Ya da isterseniz Anayasa'nın 13. maddesinde yer alan temel hak ve hürriyetlerin özlerine dokunulamayacağı, yalnızca Anayasa'nın ilgili maddelerinde belirtilen sebeplere bağlı olarak ve ancak kanunla sınırlanabileceğinden söz edelim. Söz ederken de bu sınırlamaların, demokratik toplum düzeninin ama özellikle de lâik Cumhuriyetin gereklerine ve ölçülülük ilkesine aykırı olamayacağını yazalım uzun uzun, işe yararsa.
Size idarenin cevap süresini beklemeden karar verin desek ne gam.. Zaten süreli olan bu yasağa karşı, idarenin yanıtından sonra YD talebi hakkında karar vereceğinizi söylediğiniz o kadar çok örnek ilam var ki elimizde.
Desek ki Hıfzısıhha kurullarının da kanunda sayılmış yetkileri var ve bu onlardan değil; kanunu açıp bakmak yerine idareye sormayacağınızdan emin değiliz."
"BİR ŞEY DEĞİŞİR Mİ BİLMİYORUZ..."
İzmir Barosu'nun açıklamasında, "Desek ki bu nasıl yasak, marketler zaten açık ve tüm marketlerde de her türlü gıda satışı yapılmaya devam ediyor. Mesela tekel bayilerinde de satılmakta olan gazoz, su, çerez, limonata, bisküvi, çikolata, maden suyu, ayran, sigara, ekmek halihazırda satılmaya devam ediyor.
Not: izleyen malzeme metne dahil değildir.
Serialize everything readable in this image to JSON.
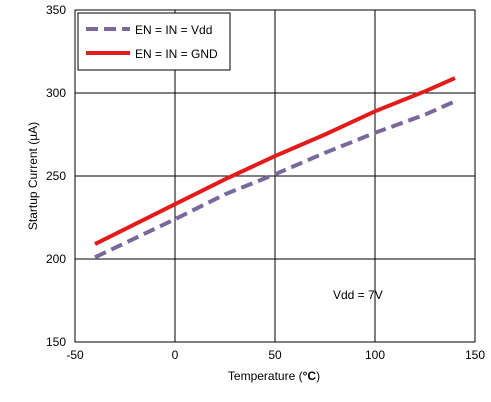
{
  "chart_data": {
    "type": "line",
    "xlabel_prefix": "Temperature (",
    "xlabel_unit": "°C",
    "xlabel_suffix": ")",
    "ylabel": "Startup Current (µA)",
    "xlim": [
      -50,
      150
    ],
    "ylim": [
      150,
      350
    ],
    "xticks": [
      -50,
      0,
      50,
      100,
      150
    ],
    "yticks": [
      150,
      200,
      250,
      300,
      350
    ],
    "grid": true,
    "legend_position": "top-left",
    "annotation": "Vdd = 7V",
    "series": [
      {
        "name": "EN = IN = Vdd",
        "color": "#7a689c",
        "style": "dashed",
        "x": [
          -40,
          0,
          25,
          50,
          75,
          100,
          125,
          140
        ],
        "y": [
          201,
          224,
          239,
          251,
          264,
          276,
          287,
          295
        ]
      },
      {
        "name": "EN = IN = GND",
        "color": "#e31b1b",
        "style": "solid",
        "x": [
          -40,
          0,
          25,
          50,
          75,
          100,
          125,
          140
        ],
        "y": [
          209,
          233,
          248,
          262,
          275,
          289,
          301,
          309
        ]
      }
    ]
  }
}
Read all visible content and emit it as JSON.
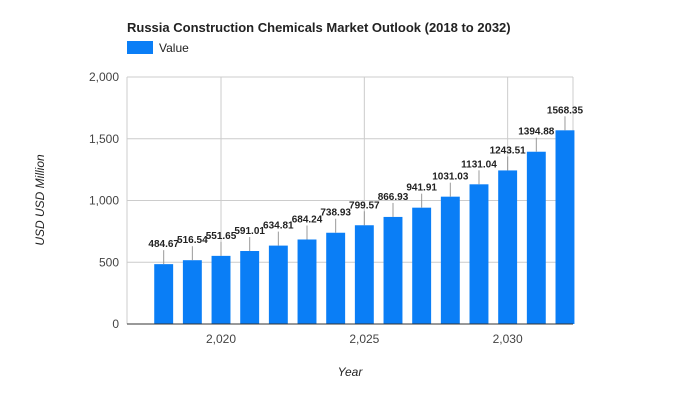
{
  "chart_data": {
    "type": "bar",
    "title": "Russia Construction Chemicals Market Outlook (2018 to 2032)",
    "xlabel": "Year",
    "ylabel": "USD USD Million",
    "legend": {
      "position": "top-left",
      "entries": [
        "Value"
      ]
    },
    "grid": true,
    "categories": [
      2018,
      2019,
      2020,
      2021,
      2022,
      2023,
      2024,
      2025,
      2026,
      2027,
      2028,
      2029,
      2030,
      2031,
      2032
    ],
    "series": [
      {
        "name": "Value",
        "values": [
          484.67,
          516.54,
          551.65,
          591.01,
          634.81,
          684.24,
          738.93,
          799.57,
          866.93,
          941.91,
          1031.03,
          1131.04,
          1243.51,
          1394.88,
          1568.35
        ]
      }
    ],
    "data_labels": [
      "484.67",
      "516.54",
      "551.65",
      "591.01",
      "634.81",
      "684.24",
      "738.93",
      "799.57",
      "866.93",
      "941.91",
      "1031.03",
      "1131.04",
      "1243.51",
      "1394.88",
      "1568.35"
    ],
    "ylim": [
      0,
      2000
    ],
    "yticks": [
      0,
      500,
      1000,
      1500,
      2000
    ],
    "ytick_labels": [
      "0",
      "500",
      "1,000",
      "1,500",
      "2,000"
    ],
    "xlim": [
      2016.72,
      2032.28
    ],
    "xticks": [
      2020,
      2025,
      2030
    ],
    "xtick_labels": [
      "2,020",
      "2,025",
      "2,030"
    ],
    "colors": {
      "bar": "#0a7ef6",
      "grid": "#cccccc",
      "axis": "#333333",
      "leader": "#999999"
    }
  }
}
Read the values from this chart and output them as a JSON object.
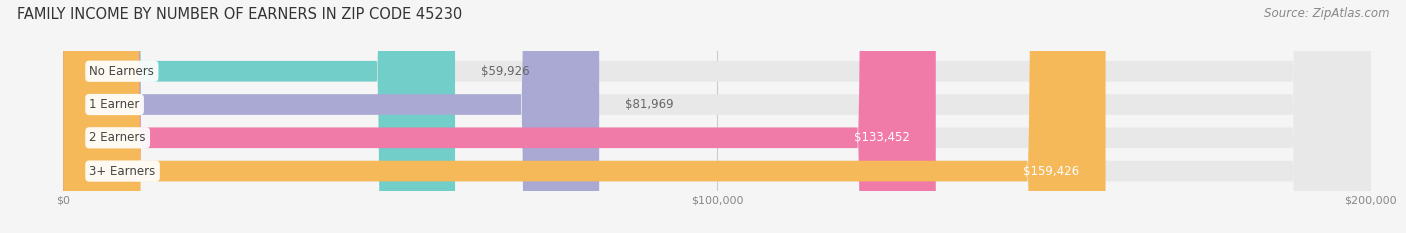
{
  "title": "FAMILY INCOME BY NUMBER OF EARNERS IN ZIP CODE 45230",
  "source": "Source: ZipAtlas.com",
  "categories": [
    "No Earners",
    "1 Earner",
    "2 Earners",
    "3+ Earners"
  ],
  "values": [
    59926,
    81969,
    133452,
    159426
  ],
  "bar_colors": [
    "#72cec9",
    "#a9a9d4",
    "#f07aa8",
    "#f5b95a"
  ],
  "bar_bg_color": "#e8e8e8",
  "value_labels": [
    "$59,926",
    "$81,969",
    "$133,452",
    "$159,426"
  ],
  "value_label_inside": [
    false,
    false,
    true,
    true
  ],
  "xmax": 200000,
  "xticks": [
    0,
    100000,
    200000
  ],
  "xtick_labels": [
    "$0",
    "$100,000",
    "$200,000"
  ],
  "background_color": "#f5f5f5",
  "title_fontsize": 10.5,
  "source_fontsize": 8.5,
  "value_label_fontsize": 8.5,
  "category_label_fontsize": 8.5
}
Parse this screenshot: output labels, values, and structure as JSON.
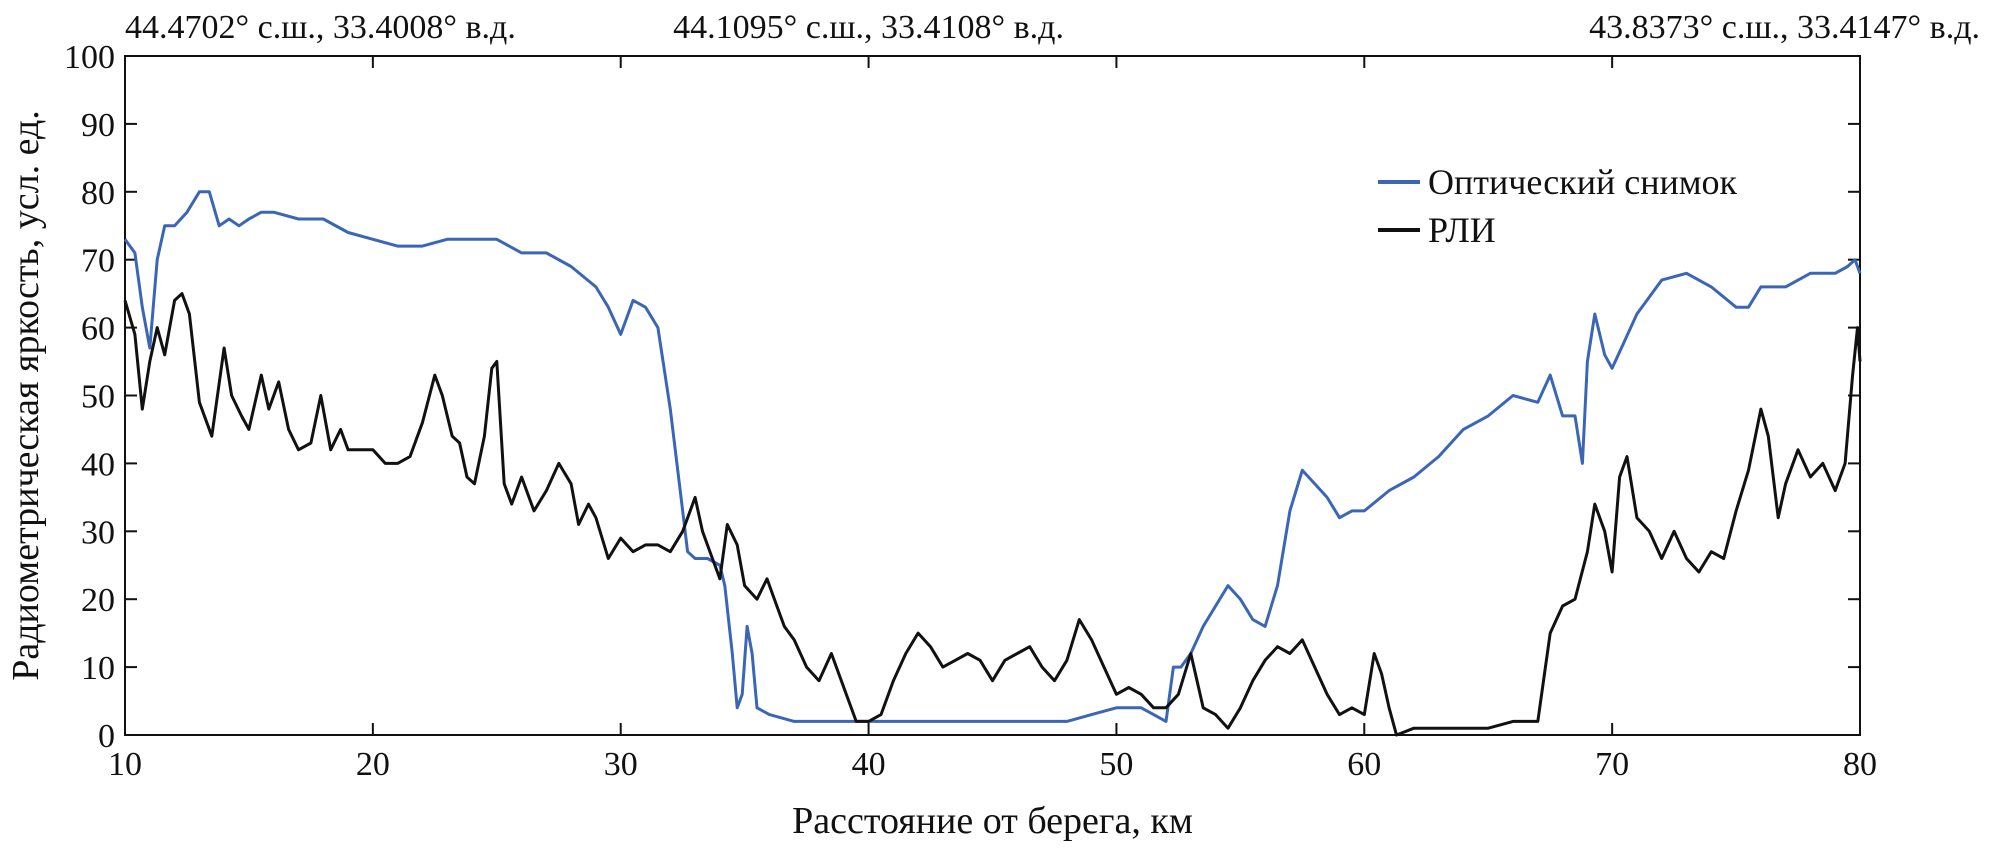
{
  "chart_data": {
    "type": "line",
    "title": "",
    "xlabel": "Расстояние от берега, км",
    "ylabel": "Радиометрическая яркость, усл. ед.",
    "xlim": [
      10,
      80
    ],
    "ylim": [
      0,
      100
    ],
    "xticks": [
      10,
      20,
      30,
      40,
      50,
      60,
      70,
      80
    ],
    "yticks": [
      0,
      10,
      20,
      30,
      40,
      50,
      60,
      70,
      80,
      90,
      100
    ],
    "grid": false,
    "legend_position": "top-right",
    "top_coordinates": [
      {
        "x": 10,
        "label": "44.4702° с.ш., 33.4008° в.д."
      },
      {
        "x": 40,
        "label": "44.1095° с.ш., 33.4108° в.д."
      },
      {
        "x": 80,
        "label": "43.8373° с.ш., 33.4147° в.д."
      }
    ],
    "series": [
      {
        "name": "Оптический снимок",
        "color": "#3b66b5",
        "points": [
          [
            10,
            73
          ],
          [
            10.4,
            71
          ],
          [
            10.7,
            63
          ],
          [
            11.0,
            57
          ],
          [
            11.3,
            70
          ],
          [
            11.6,
            75
          ],
          [
            12.0,
            75
          ],
          [
            12.5,
            77
          ],
          [
            13.0,
            80
          ],
          [
            13.4,
            80
          ],
          [
            13.8,
            75
          ],
          [
            14.2,
            76
          ],
          [
            14.6,
            75
          ],
          [
            15.0,
            76
          ],
          [
            15.5,
            77
          ],
          [
            16.0,
            77
          ],
          [
            17.0,
            76
          ],
          [
            18.0,
            76
          ],
          [
            19.0,
            74
          ],
          [
            20.0,
            73
          ],
          [
            21.0,
            72
          ],
          [
            22.0,
            72
          ],
          [
            23.0,
            73
          ],
          [
            24.0,
            73
          ],
          [
            25.0,
            73
          ],
          [
            26.0,
            71
          ],
          [
            27.0,
            71
          ],
          [
            28.0,
            69
          ],
          [
            29.0,
            66
          ],
          [
            29.5,
            63
          ],
          [
            30.0,
            59
          ],
          [
            30.5,
            64
          ],
          [
            31.0,
            63
          ],
          [
            31.5,
            60
          ],
          [
            32.0,
            48
          ],
          [
            32.4,
            36
          ],
          [
            32.7,
            27
          ],
          [
            33.0,
            26
          ],
          [
            33.5,
            26
          ],
          [
            34.0,
            25
          ],
          [
            34.2,
            22
          ],
          [
            34.5,
            12
          ],
          [
            34.7,
            4
          ],
          [
            34.9,
            6
          ],
          [
            35.1,
            16
          ],
          [
            35.3,
            12
          ],
          [
            35.5,
            4
          ],
          [
            36.0,
            3
          ],
          [
            37.0,
            2
          ],
          [
            38.0,
            2
          ],
          [
            39.0,
            2
          ],
          [
            40.0,
            2
          ],
          [
            42.0,
            2
          ],
          [
            44.0,
            2
          ],
          [
            46.0,
            2
          ],
          [
            48.0,
            2
          ],
          [
            49.0,
            3
          ],
          [
            50.0,
            4
          ],
          [
            51.0,
            4
          ],
          [
            51.5,
            3
          ],
          [
            52.0,
            2
          ],
          [
            52.3,
            10
          ],
          [
            52.6,
            10
          ],
          [
            53.0,
            12
          ],
          [
            53.5,
            16
          ],
          [
            54.0,
            19
          ],
          [
            54.5,
            22
          ],
          [
            55.0,
            20
          ],
          [
            55.5,
            17
          ],
          [
            56.0,
            16
          ],
          [
            56.5,
            22
          ],
          [
            57.0,
            33
          ],
          [
            57.5,
            39
          ],
          [
            58.0,
            37
          ],
          [
            58.5,
            35
          ],
          [
            59.0,
            32
          ],
          [
            59.5,
            33
          ],
          [
            60.0,
            33
          ],
          [
            61.0,
            36
          ],
          [
            62.0,
            38
          ],
          [
            63.0,
            41
          ],
          [
            64.0,
            45
          ],
          [
            65.0,
            47
          ],
          [
            66.0,
            50
          ],
          [
            67.0,
            49
          ],
          [
            67.5,
            53
          ],
          [
            68.0,
            47
          ],
          [
            68.5,
            47
          ],
          [
            68.8,
            40
          ],
          [
            69.0,
            55
          ],
          [
            69.3,
            62
          ],
          [
            69.7,
            56
          ],
          [
            70.0,
            54
          ],
          [
            70.5,
            58
          ],
          [
            71.0,
            62
          ],
          [
            72.0,
            67
          ],
          [
            73.0,
            68
          ],
          [
            74.0,
            66
          ],
          [
            75.0,
            63
          ],
          [
            75.5,
            63
          ],
          [
            76.0,
            66
          ],
          [
            77.0,
            66
          ],
          [
            78.0,
            68
          ],
          [
            79.0,
            68
          ],
          [
            79.5,
            69
          ],
          [
            79.8,
            70
          ],
          [
            80.0,
            68
          ]
        ]
      },
      {
        "name": "РЛИ",
        "color": "#111111",
        "points": [
          [
            10,
            64
          ],
          [
            10.4,
            59
          ],
          [
            10.7,
            48
          ],
          [
            11.0,
            55
          ],
          [
            11.3,
            60
          ],
          [
            11.6,
            56
          ],
          [
            12.0,
            64
          ],
          [
            12.3,
            65
          ],
          [
            12.6,
            62
          ],
          [
            13.0,
            49
          ],
          [
            13.5,
            44
          ],
          [
            14.0,
            57
          ],
          [
            14.3,
            50
          ],
          [
            14.7,
            47
          ],
          [
            15.0,
            45
          ],
          [
            15.5,
            53
          ],
          [
            15.8,
            48
          ],
          [
            16.2,
            52
          ],
          [
            16.6,
            45
          ],
          [
            17.0,
            42
          ],
          [
            17.5,
            43
          ],
          [
            17.9,
            50
          ],
          [
            18.3,
            42
          ],
          [
            18.7,
            45
          ],
          [
            19.0,
            42
          ],
          [
            19.5,
            42
          ],
          [
            20.0,
            42
          ],
          [
            20.5,
            40
          ],
          [
            21.0,
            40
          ],
          [
            21.5,
            41
          ],
          [
            22.0,
            46
          ],
          [
            22.5,
            53
          ],
          [
            22.8,
            50
          ],
          [
            23.2,
            44
          ],
          [
            23.5,
            43
          ],
          [
            23.8,
            38
          ],
          [
            24.1,
            37
          ],
          [
            24.5,
            44
          ],
          [
            24.8,
            54
          ],
          [
            25.0,
            55
          ],
          [
            25.3,
            37
          ],
          [
            25.6,
            34
          ],
          [
            26.0,
            38
          ],
          [
            26.5,
            33
          ],
          [
            27.0,
            36
          ],
          [
            27.5,
            40
          ],
          [
            28.0,
            37
          ],
          [
            28.3,
            31
          ],
          [
            28.7,
            34
          ],
          [
            29.0,
            32
          ],
          [
            29.5,
            26
          ],
          [
            30.0,
            29
          ],
          [
            30.5,
            27
          ],
          [
            31.0,
            28
          ],
          [
            31.5,
            28
          ],
          [
            32.0,
            27
          ],
          [
            32.5,
            30
          ],
          [
            33.0,
            35
          ],
          [
            33.3,
            30
          ],
          [
            33.7,
            26
          ],
          [
            34.0,
            23
          ],
          [
            34.3,
            31
          ],
          [
            34.7,
            28
          ],
          [
            35.0,
            22
          ],
          [
            35.5,
            20
          ],
          [
            35.9,
            23
          ],
          [
            36.2,
            20
          ],
          [
            36.6,
            16
          ],
          [
            37.0,
            14
          ],
          [
            37.5,
            10
          ],
          [
            38.0,
            8
          ],
          [
            38.5,
            12
          ],
          [
            39.0,
            7
          ],
          [
            39.5,
            2
          ],
          [
            40.0,
            2
          ],
          [
            40.5,
            3
          ],
          [
            41.0,
            8
          ],
          [
            41.5,
            12
          ],
          [
            42.0,
            15
          ],
          [
            42.5,
            13
          ],
          [
            43.0,
            10
          ],
          [
            43.5,
            11
          ],
          [
            44.0,
            12
          ],
          [
            44.5,
            11
          ],
          [
            45.0,
            8
          ],
          [
            45.5,
            11
          ],
          [
            46.0,
            12
          ],
          [
            46.5,
            13
          ],
          [
            47.0,
            10
          ],
          [
            47.5,
            8
          ],
          [
            48.0,
            11
          ],
          [
            48.5,
            17
          ],
          [
            49.0,
            14
          ],
          [
            49.5,
            10
          ],
          [
            50.0,
            6
          ],
          [
            50.5,
            7
          ],
          [
            51.0,
            6
          ],
          [
            51.5,
            4
          ],
          [
            52.0,
            4
          ],
          [
            52.5,
            6
          ],
          [
            53.0,
            12
          ],
          [
            53.5,
            4
          ],
          [
            54.0,
            3
          ],
          [
            54.5,
            1
          ],
          [
            55.0,
            4
          ],
          [
            55.5,
            8
          ],
          [
            56.0,
            11
          ],
          [
            56.5,
            13
          ],
          [
            57.0,
            12
          ],
          [
            57.5,
            14
          ],
          [
            58.0,
            10
          ],
          [
            58.5,
            6
          ],
          [
            59.0,
            3
          ],
          [
            59.5,
            4
          ],
          [
            60.0,
            3
          ],
          [
            60.4,
            12
          ],
          [
            60.7,
            9
          ],
          [
            61.0,
            4
          ],
          [
            61.3,
            0
          ],
          [
            62.0,
            1
          ],
          [
            63.0,
            1
          ],
          [
            64.0,
            1
          ],
          [
            65.0,
            1
          ],
          [
            66.0,
            2
          ],
          [
            67.0,
            2
          ],
          [
            67.5,
            15
          ],
          [
            68.0,
            19
          ],
          [
            68.5,
            20
          ],
          [
            69.0,
            27
          ],
          [
            69.3,
            34
          ],
          [
            69.7,
            30
          ],
          [
            70.0,
            24
          ],
          [
            70.3,
            38
          ],
          [
            70.6,
            41
          ],
          [
            71.0,
            32
          ],
          [
            71.5,
            30
          ],
          [
            72.0,
            26
          ],
          [
            72.5,
            30
          ],
          [
            73.0,
            26
          ],
          [
            73.5,
            24
          ],
          [
            74.0,
            27
          ],
          [
            74.5,
            26
          ],
          [
            75.0,
            33
          ],
          [
            75.5,
            39
          ],
          [
            76.0,
            48
          ],
          [
            76.3,
            44
          ],
          [
            76.7,
            32
          ],
          [
            77.0,
            37
          ],
          [
            77.5,
            42
          ],
          [
            78.0,
            38
          ],
          [
            78.5,
            40
          ],
          [
            79.0,
            36
          ],
          [
            79.4,
            40
          ],
          [
            79.7,
            53
          ],
          [
            79.9,
            60
          ],
          [
            80.0,
            55
          ]
        ]
      }
    ]
  }
}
Desek ki; tekel bayilerinin de sattığı her ürünün satışı devam ederken, yalnızca alkol satışına yasak getirip de bunun pandemi mücadelesi gerekçesiyle ambalajlanması, gerçek amacın mücadele olmadığını gözler önüne seriyor ; bilimle, akılla alay etmek anlamını taşıyor.. Bir şey değişir mi bilemiyoruz. Neyse biz söylemeye devam edelim; çünkü vereceğiniz karar çadır devleti mi yoksa hukuk ya da en azından kanun devleti mi olduğumuzun göstergesi olacak. Ha bir de unutmayın; şimdilik bir kurul içki satışına yasak getirmiş, zaten kısa süreli de demeyin lütfen; varlık sebebinizi, görevinizi hatırlayın. Vereceğiniz karar yalnız sizi ya da bizi değil, çocuklarımızı da etkileyecek. Biliyorsunuz değil mi? Şimdi kalem sizin elinizde ve sorumluluk sizde; ya bu akıl almaz kararı alanlara hiç sormadan, süre vermeden, cevap istemeden söz konusu kararın yürütülmesini durdurup kararı iptal ederek en azından kanun devleti olduğumuzu teslim edin ya da yaşayacağımız karanlık günlerin inşasında bir tuğlalık da olsa sorumluluğunuz olacağını unutmayın" denildi.